Il 9 ottobre 1967, a Vallegrande, in Bolivia, muore Ernesto "Che" Guevara, la figura simbolo, insieme a Fidel Castro, della rivoluzione cubana.

A cinquant'anni dal fatto, Nadia Angelucci e Gianni Tarquini curano un volume, "Io e il Che", con testimonianze, foto e interviste attraverso le quali analizzano l'eredità lasciata oggi dal grande rivoluzionario.

Lo fanno tramite brevi ma incisive interviste con vari individui che hanno avuto a che fare con lui. Leggiamo, quindi, colloqui con autori quali Massimo Carlotto e Pino Cacucci, con rivoluzionari del tempo tra cui l'ex presidente uruguayano Pepe Mujica, con l'ex "calciatore-operaio" Paolo Sollier, e poi con docenti e intellettuali, con l'antropologo forense che, nel 1997, ha contribuito al riconoscimento dei resti del Che, con il biografo più noto di Guevara, Paco Ignacio Taibo II, e con Juan Martín Guevara, il fratello più giovane di Ernesto.

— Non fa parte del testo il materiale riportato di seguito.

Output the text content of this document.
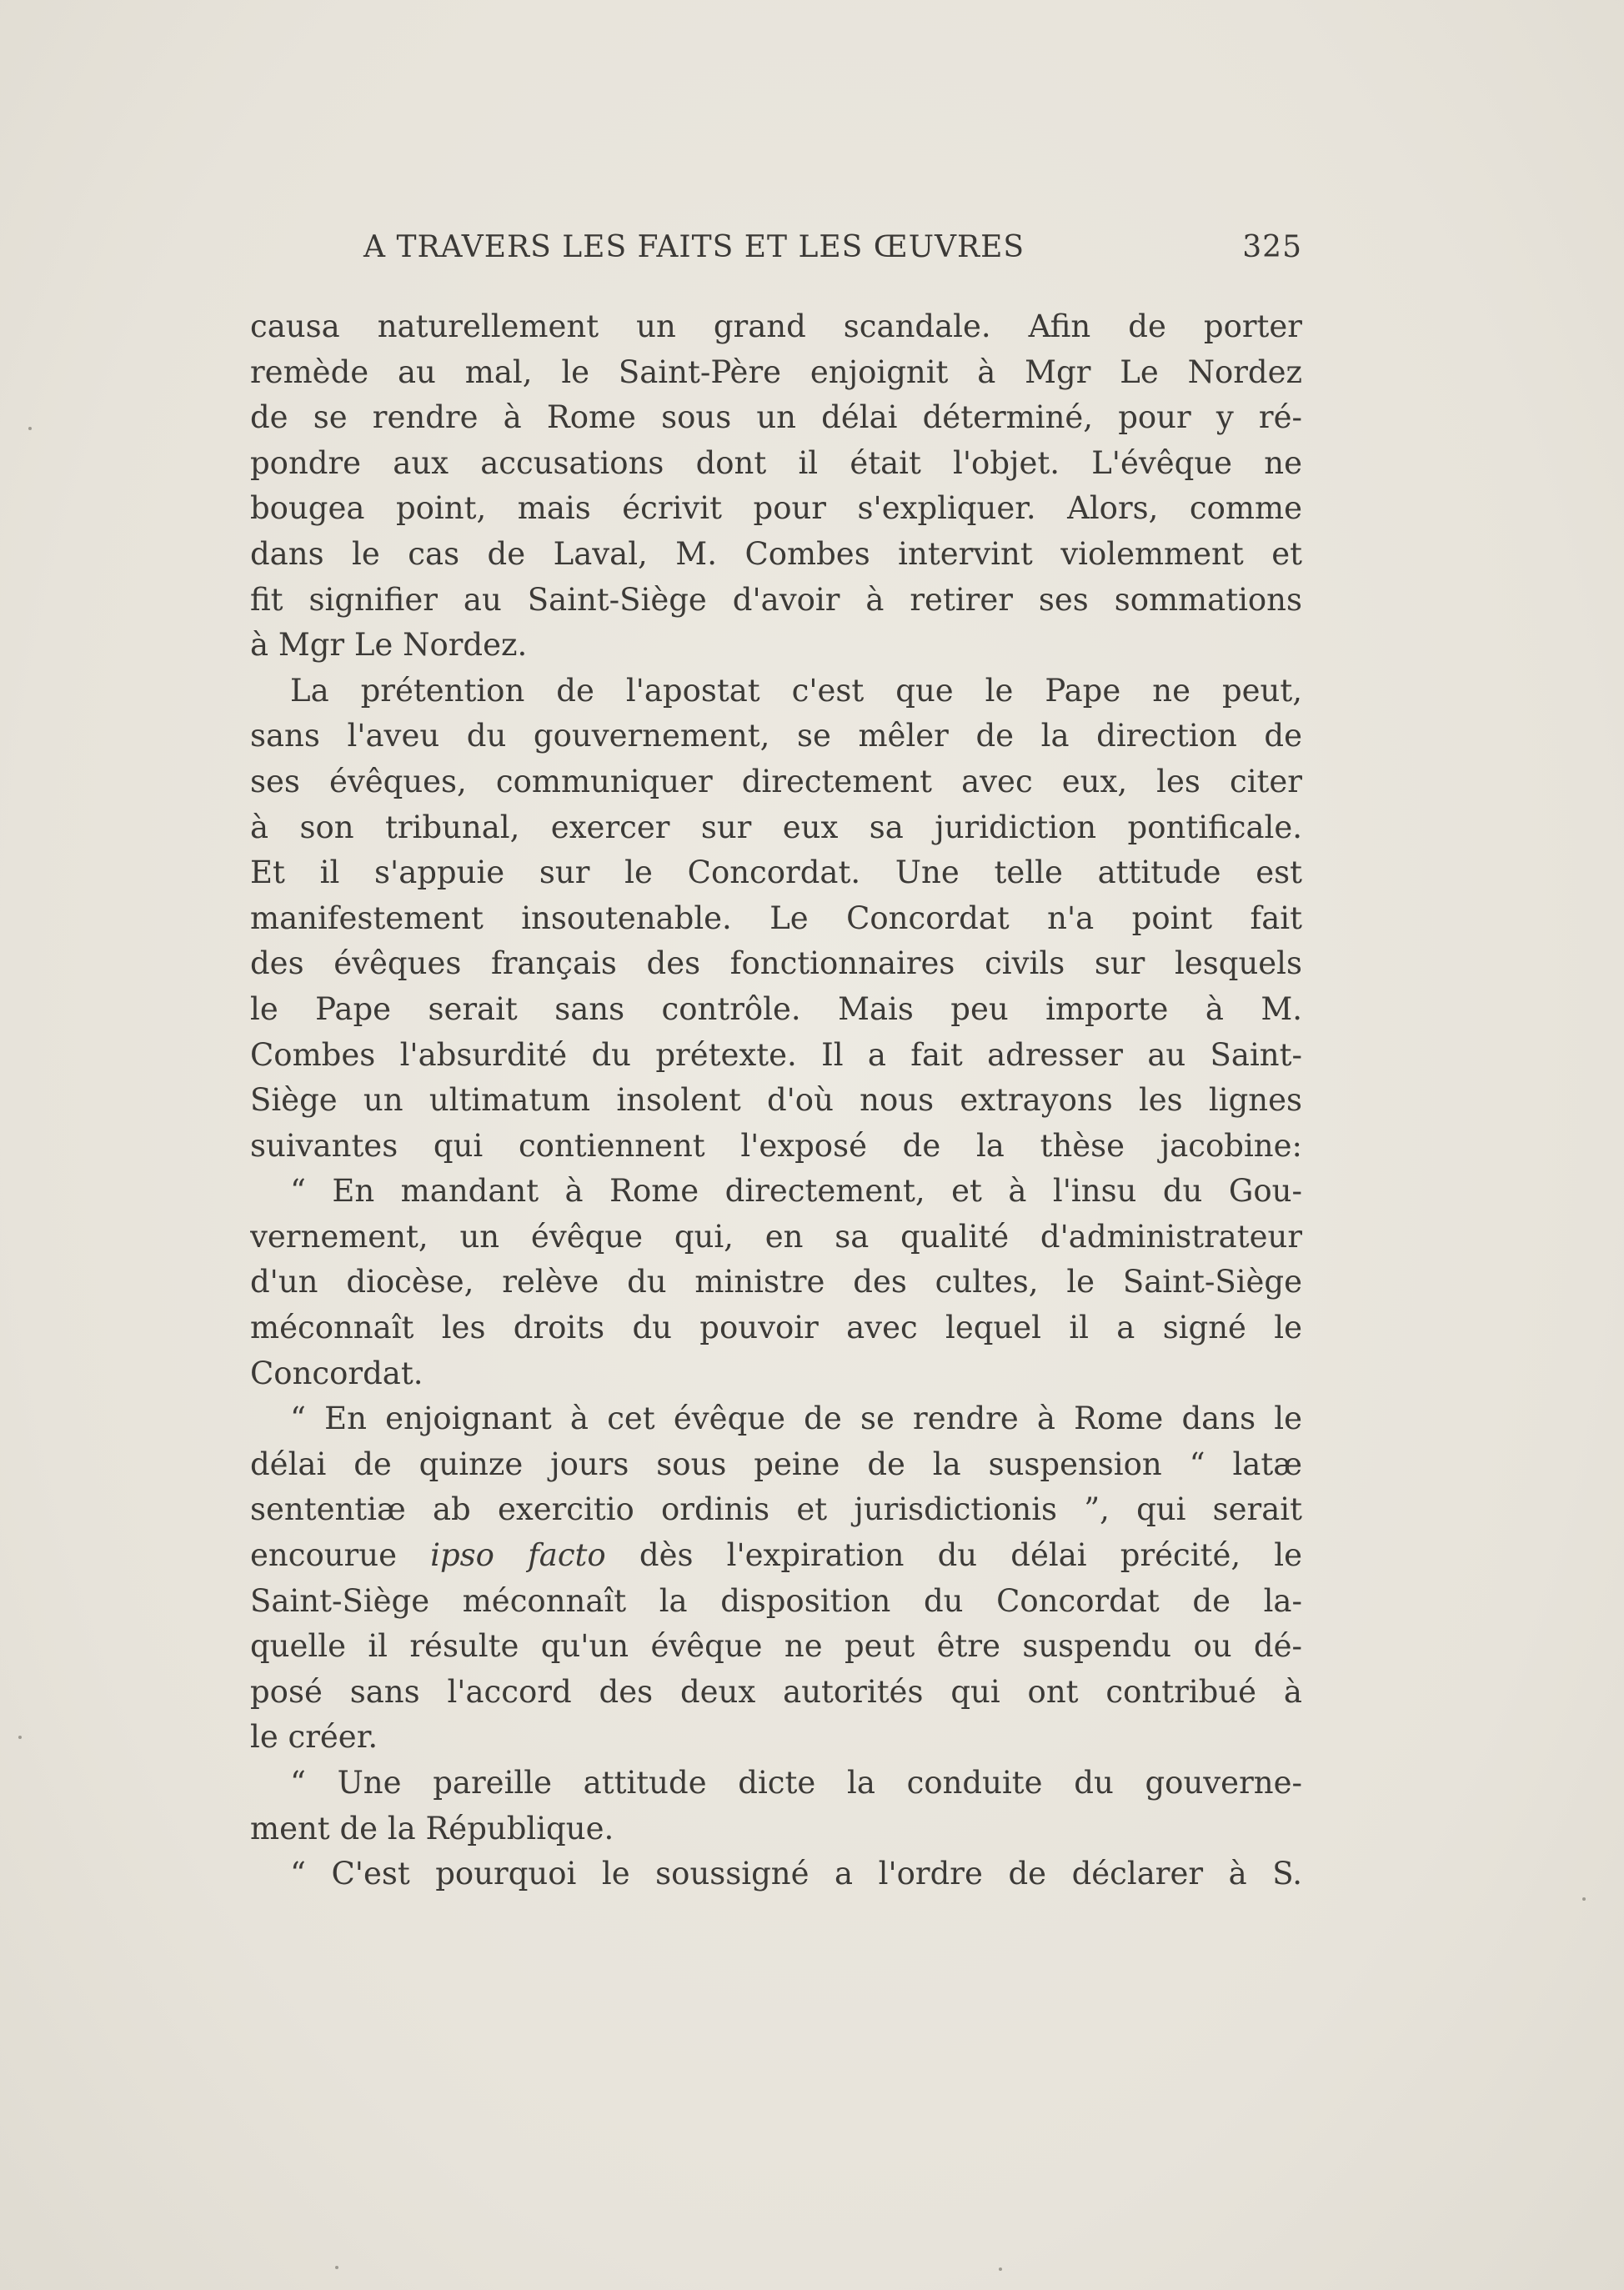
A TRAVERS LES FAITS ET LES ŒUVRES	325
causa naturellement un grand scandale. Afin de porter
remède au mal, le Saint-Père enjoignit à Mgr Le Nordez
de se rendre à Rome sous un délai déterminé, pour y ré-
pondre aux accusations dont il était l'objet. L'évêque ne
bougea point, mais écrivit pour s'expliquer. Alors, comme
dans le cas de Laval, M. Combes intervint violemment et
fit signifier au Saint-Siège d'avoir à retirer ses sommations
à Mgr Le Nordez.
La prétention de l'apostat c'est que le Pape ne peut,
sans l'aveu du gouvernement, se mêler de la direction de
ses évêques, communiquer directement avec eux, les citer
à son tribunal, exercer sur eux sa juridiction pontificale.
Et il s'appuie sur le Concordat. Une telle attitude est
manifestement insoutenable. Le Concordat n'a point fait
des évêques français des fonctionnaires civils sur lesquels
le Pape serait sans contrôle. Mais peu importe à M.
Combes l'absurdité du prétexte. Il a fait adresser au Saint-
Siège un ultimatum insolent d'où nous extrayons les lignes
suivantes qui contiennent l'exposé de la thèse jacobine:
“ En mandant à Rome directement, et à l'insu du Gou-
vernement, un évêque qui, en sa qualité d'administrateur
d'un diocèse, relève du ministre des cultes, le Saint-Siège
méconnaît les droits du pouvoir avec lequel il a signé le
Concordat.
“ En enjoignant à cet évêque de se rendre à Rome dans le
délai de quinze jours sous peine de la suspension “ latæ
sententiæ ab exercitio ordinis et jurisdictionis ”, qui serait
encourue ipso facto dès l'expiration du délai précité, le
Saint-Siège méconnaît la disposition du Concordat de la-
quelle il résulte qu'un évêque ne peut être suspendu ou dé-
posé sans l'accord des deux autorités qui ont contribué à
le créer.
“ Une pareille attitude dicte la conduite du gouverne-
ment de la République.
“ C'est pourquoi le soussigné a l'ordre de déclarer à S.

Ognuno di questi dialoghi ci racconta qualcosa di diverso. In alcuni casi, si tratta di persone che hanno interagito di persona con il Che. Oltre al fratello (più giovane di quindici anni), c'è chi ha lavorato con lui e chi l'ha incontrato solo di sfuggita, magari in occasioni pubbliche. L'unica cosa che accomuna tutti gli interventi - escluso, cosa importante, quello dell'antropologo forense dottor Carlos Maco Somigliana, che ha un approccio puramente scientifico - è il fatto che l'incontro con Guevara ha, in qualche modo, cambiato la vita dell'intervistato o dell'intervistata.

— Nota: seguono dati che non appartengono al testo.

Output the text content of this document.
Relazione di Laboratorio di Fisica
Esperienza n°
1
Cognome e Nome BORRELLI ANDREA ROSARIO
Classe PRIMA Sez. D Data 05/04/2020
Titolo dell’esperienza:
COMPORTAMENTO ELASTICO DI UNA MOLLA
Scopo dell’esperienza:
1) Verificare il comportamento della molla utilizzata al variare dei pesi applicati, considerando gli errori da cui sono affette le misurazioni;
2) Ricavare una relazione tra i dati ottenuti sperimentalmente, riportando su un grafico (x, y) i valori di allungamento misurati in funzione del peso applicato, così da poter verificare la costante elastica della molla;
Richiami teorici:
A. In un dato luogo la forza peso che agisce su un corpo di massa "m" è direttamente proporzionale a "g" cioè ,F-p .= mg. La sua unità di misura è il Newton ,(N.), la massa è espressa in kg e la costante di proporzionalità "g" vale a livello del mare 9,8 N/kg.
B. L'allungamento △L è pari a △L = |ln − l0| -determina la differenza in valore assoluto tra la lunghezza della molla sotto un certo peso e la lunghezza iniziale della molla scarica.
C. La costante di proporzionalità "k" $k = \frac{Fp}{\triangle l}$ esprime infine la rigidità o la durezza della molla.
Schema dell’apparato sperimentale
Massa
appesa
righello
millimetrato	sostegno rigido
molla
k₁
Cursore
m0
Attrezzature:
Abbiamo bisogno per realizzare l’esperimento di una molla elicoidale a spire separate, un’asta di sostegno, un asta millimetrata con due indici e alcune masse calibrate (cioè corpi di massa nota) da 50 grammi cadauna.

Da questo volume si riconosce l'importanza che la figura di Guevara ha avuto non solo tra coloro che si sono dedicati, in Sudamerica, alla lotta armata o a cercare di gestirne le conseguenze, ma anche tra chi ha cercato e spesso trovato altre strade, altri approcci al cambiamento, magari più pacifici e "intellettuali" ma ugualmente forti e convinti.

Il testo sarà presentato giovedì alle 18.30 al circolo Me-Ti di Cagliari (via Mandrolisai 60). Interverranno anche gli autori.